К концу зимы в городке разместился гвардейский кавалергардский полк. По утрам ездили эскадронами на станцию ловить дезертиров, бежавших с Юго-Западного фронта.

У кавалергардов лица сытые, народ рослый, здоровенный. Офицеры все больше графы да князья, погоны золотые, на рейтузах канты серебряные, все, как при царе, — словно и не было революции.

Прошагал мимо семнадцатый год. Для Павки, Климки и Сережки Брузжака ничего не изменилось. Хозяева остались старые. Только в дождливый ноябрь стало твориться что-то неладное. Зашевелились на вокзале новые люди, все больше из окопных солдат с чудным прозвищем «большевики».

Откуда такое название, твердое, увесистое, — никому невдомек.

Трудновато гвардейцам дезертиров с фронта сдерживать. Все чаще лопались вокзальные стекла от ружейной трескотни. С фронта срывались целыми группами и при задержке отбивались штыками. В начале декабря хлынули целыми эшелонами.

Гвардейцы вокзал запрудили, удержать думали, но их пулеметными трещотками ошарашили. К смерти привычные люди из вагонов высыпали.

В город гвардейцев загнали серые фронтовики. Загнали и на вокзал воротились, и дальше двинулись эшелон за эшелоном.

Весной тысяча девятьсот восемнадцатого года трое друзей шли от Сережки Брузжака, где резались в «шестьдесят шесть». По дороге завернули в садик Корчагина. Прилегли на траву. Было скучно. Все привычные занятия надоели. Начали думать, как бы лучше денек провести. За спиной зацокали копыта лошади, и на дорогу вынесся всадник. Конь одним рывком перепрыгнул канаву, отделявшую шоссе от низенького забора садика. Конник махнул нагайкой лежавшим Павке и Климке:

— Эй, хлопцы мои, сюда!

Павка и Климка вскочили на ноги и подбежали к забору. Всадник был весь в пыли, толстым слоем серой дорожной пыли были покрыты сбитая на затылок фуражка, защитная гимнастерка и защитные штаны. На крепком солдатском ремне висел наган и две немецкие бомбы.

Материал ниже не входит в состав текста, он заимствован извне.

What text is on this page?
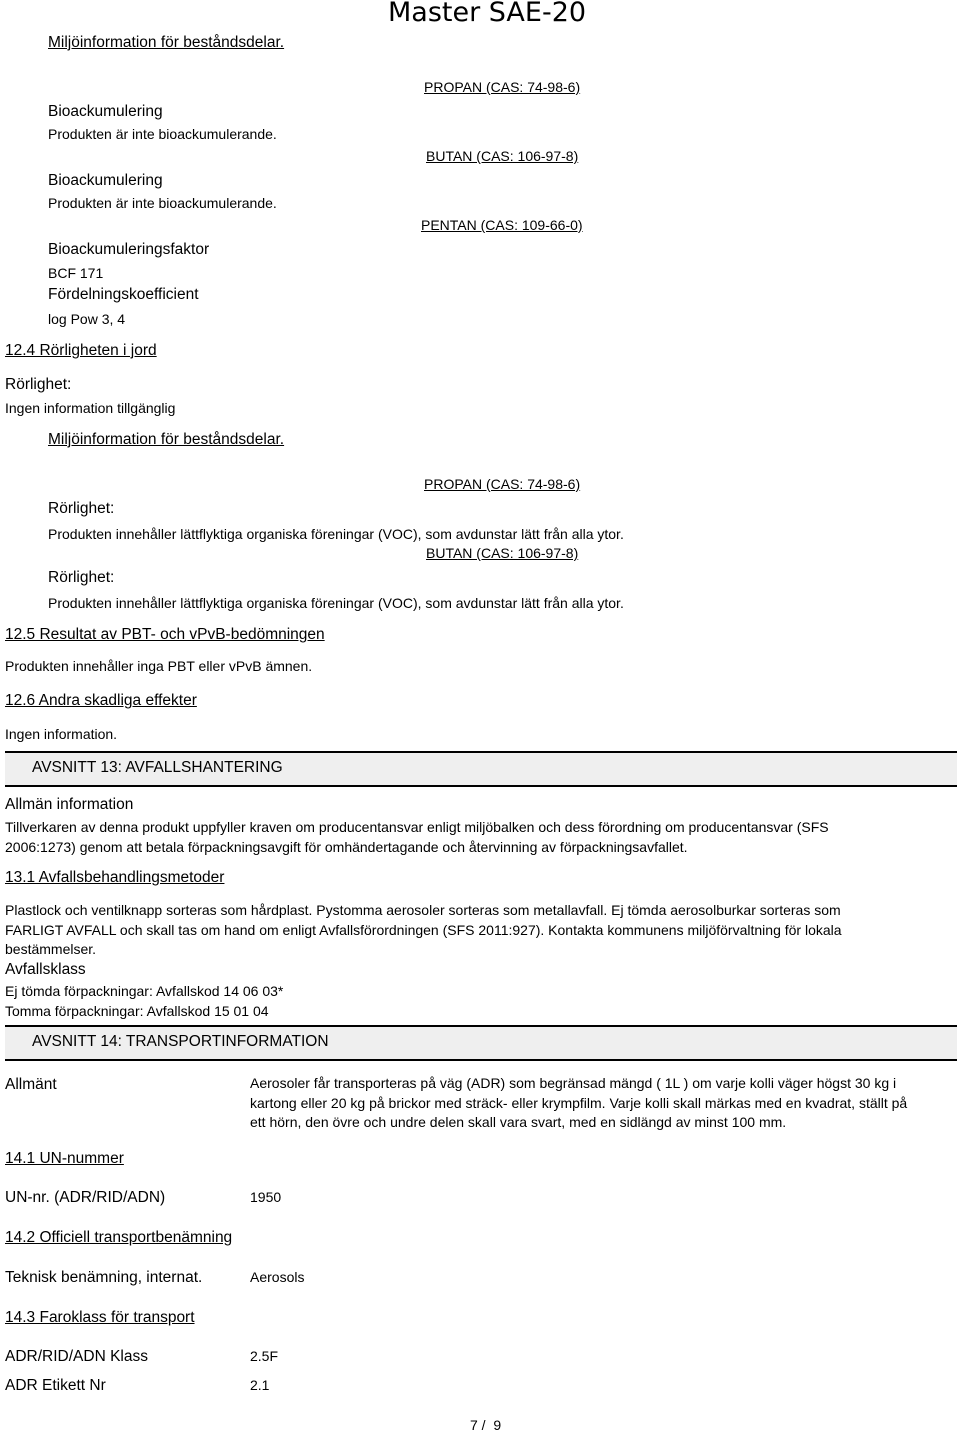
Master SAE-20
Miljöinformation för beståndsdelar.
PROPAN (CAS: 74-98-6)
Bioackumulering
Produkten är inte bioackumulerande.
BUTAN (CAS: 106-97-8)
Bioackumulering
Produkten är inte bioackumulerande.
PENTAN (CAS: 109-66-0)
Bioackumuleringsfaktor
BCF 171
Fördelningskoefficient
log Pow 3, 4
12.4 Rörligheten i jord
Rörlighet:
Ingen information tillgänglig
Miljöinformation för beståndsdelar.
PROPAN (CAS: 74-98-6)
Rörlighet:
Produkten innehåller lättflyktiga organiska föreningar (VOC), som avdunstar lätt från alla ytor.
BUTAN (CAS: 106-97-8)
Rörlighet:
Produkten innehåller lättflyktiga organiska föreningar (VOC), som avdunstar lätt från alla ytor.
12.5 Resultat av PBT- och vPvB-bedömningen
Produkten innehåller inga PBT eller vPvB ämnen.
12.6 Andra skadliga effekter
Ingen information.
AVSNITT 13: AVFALLSHANTERING
Allmän information
Tillverkaren av denna produkt uppfyller kraven om producentansvar enligt miljöbalken och dess förordning om producentansvar (SFS 2006:1273) genom att betala förpackningsavgift för omhändertagande och återvinning av förpackningsavfallet.
13.1 Avfallsbehandlingsmetoder
Plastlock och ventilknapp sorteras som hårdplast. Pystomma aerosoler sorteras som metallavfall. Ej tömda aerosolburkar sorteras som FARLIGT AVFALL och skall tas om hand om enligt Avfallsförordningen (SFS 2011:927). Kontakta kommunens miljöförvaltning för lokala bestämmelser.
Avfallsklass
Ej tömda förpackningar: Avfallskod 14 06 03*
Tomma förpackningar: Avfallskod 15 01 04
AVSNITT 14: TRANSPORTINFORMATION
Allmänt	Aerosoler får transporteras på väg (ADR) som begränsad mängd ( 1L ) om varje kolli väger högst 30 kg i kartong eller 20 kg på brickor med sträck- eller krympfilm. Varje kolli skall märkas med en kvadrat, ställt på ett hörn, den övre och undre delen skall vara svart, med en sidlängd av minst 100 mm.
14.1 UN-nummer
UN-nr. (ADR/RID/ADN)	1950
14.2 Officiell transportbenämning
Teknisk benämning, internat.	Aerosols
14.3 Faroklass för transport
ADR/RID/ADN Klass	2.5F
ADR Etikett Nr	2.1
7 /  9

— Тащите воды попить, ребятки! — попросил всадник и, когда Павка побежал в дом за водой, обратился к глазевшему на него Сережке: — Скажи, паренек, какая власть в городе?

Сережка, торопясь, стал рассказывать приезжему все городские новости:

— Никакой власти у нас нет уже две недели. Самооборона у нас власть. Все жители по очереди ходят ночью город охранять. А вы кто такие будете? — в свою очередь задал он вопрос.

— Ну, много будешь знать — скоро состаришься, — с улыбкой ответил всадник.

Из дому бежал Павка, держа в руках кружку с водой.

Всадник жадно, залпом, выпил ее до дна, передал кружку Павке, рванул поводья и, взяв с места в карьер, помчался к сосновой опушке.

— Кто это был? — недоуменно спросил Павка Климку.

— Откуда я знаю? — ответил тот, пожав плечами.

— Наверно, смена власти опять будет. Потому и Лещинские вчера выехали. А раз богатые утекают — значит, придут партизаны, — окончательно и твердо разрешил этот политический вопрос Сережка.

Доводы его были настолько убедительны, что с ним сразу согласились и Павка и Климка.

Не успели ребята как следует поговорить об этом, как по шоссе зацокали копыта. Все трое бросились к забору.

Из лесу, из-за дома лесничего, чуть видного ребятам, двигались люди, повозки, а совсем недалеко по шоссе — человек пятнадцать конных с винтовками поперек седла. Впереди конных двое: один — пожилой, в защитном френче, перепоясанном офицерскими ремнями, с биноклем на груди, а рядом с ним — только что виденный ребятами всадник. На френче у пожилого — красный бант.

— А я что говорил? — толкнул Павку локтем в бок Сережка. — Видишь, красный бант. Партизаны. Лопни мои глаза — партизаны… — И, гикнув от радости, птицей переметнулся через забор на улицу.

Оба приятеля последовали за ним. Все трое стояли теперь на краю шоссе и смотрели на подъезжающих.

Всадники подъехали совсем близко. Знакомый ребятам кивнул им и, указав нагайкой на дом Лещинских, спросил:

— Кто в этом доме живет?

Павка, стараясь не отстать от лошади всадника» рассказывал:

— Здесь адвокат Лещинский живет. Вчера сбежал. Вас, видно, испугался…

— Ты откуда знаешь, кто мы такие? — спросил, улыбаясь, пожилой.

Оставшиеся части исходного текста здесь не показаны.